Some of that was good. Eating healthier, exercising, and generally taking care of ourselves. Some of it was just silly. Singing along with “Be True to Your School” and not thinking of it as at least a little bit odd, maybe even satirical, is silly. Thinking Mick Jagger is sexy…well that has always been silly.

So why do I bring all this up now? The Boston Globe recently did an article on Baby Boomers rejecting the terms “grandma” and “grandpa” because it sounds too…well…old. The article referred to a book called, "You Can Call Me Hoppa! The Grandparents' Guide to Choosing a Name That Fits." More proof that denial is not a river in Egypt.
Look kids, if you’re old enough to have grandchildren having them call you “Grand Dude” or “G-Ma Smooth” isn’t going to make you seem hip to your grandchildren. If you have grandchildren you have to face one basic fact. YOU ARE OLD ENOUGH TO HAVE GRANDCHILDREN. The mere fact that they exist proves that you are old enough.

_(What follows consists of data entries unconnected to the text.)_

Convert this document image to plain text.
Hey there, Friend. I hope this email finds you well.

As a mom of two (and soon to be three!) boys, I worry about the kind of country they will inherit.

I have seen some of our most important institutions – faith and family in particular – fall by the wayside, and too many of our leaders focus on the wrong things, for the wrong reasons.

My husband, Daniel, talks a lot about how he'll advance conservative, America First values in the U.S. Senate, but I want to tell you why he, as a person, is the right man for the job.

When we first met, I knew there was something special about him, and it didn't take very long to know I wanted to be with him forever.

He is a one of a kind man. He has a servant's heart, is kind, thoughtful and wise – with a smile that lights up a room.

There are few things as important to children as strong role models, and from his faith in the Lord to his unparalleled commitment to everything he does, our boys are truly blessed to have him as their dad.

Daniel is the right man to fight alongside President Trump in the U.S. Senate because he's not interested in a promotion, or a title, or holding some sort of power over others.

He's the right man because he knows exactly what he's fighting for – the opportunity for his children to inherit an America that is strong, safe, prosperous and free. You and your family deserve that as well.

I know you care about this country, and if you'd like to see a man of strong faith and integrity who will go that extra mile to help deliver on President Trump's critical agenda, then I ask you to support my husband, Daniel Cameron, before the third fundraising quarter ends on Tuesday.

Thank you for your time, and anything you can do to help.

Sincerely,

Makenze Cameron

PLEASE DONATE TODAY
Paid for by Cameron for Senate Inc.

What you need to remember is that there’s a huge difference between being old and acting old. You can pick the number that works for you but at some point we got old. Once you’re gotten your head around that remember my motto, “You can only be young once, but you can always be immature.”

I used to tease a friend of mine at school that he went right from high school to being 40 without any of the fun in between. He just acted older than the rest of us. Like most other things age is all in your state of mind.

But it’s also in the mind of your grandchild. And if you remember your own grandparents you remember that they were old. They were to you anyway. Because the difference between 4 and 54 is more than 50.

It doesn’t matter whether your grandchildren call you “Grandma” or “The Grandster” they’ll still think of you the same way. They don’t need somebody 60 years older than they are to teach them how to be hip.

They need you to be concerned about them and they don’t need a junior grade Norma Desmond arguing that “I am big, it’s the pictures that got small.” Be a grandparent not a superannuated peer. There’s nothing wrong with silly, but be silly with them not to them.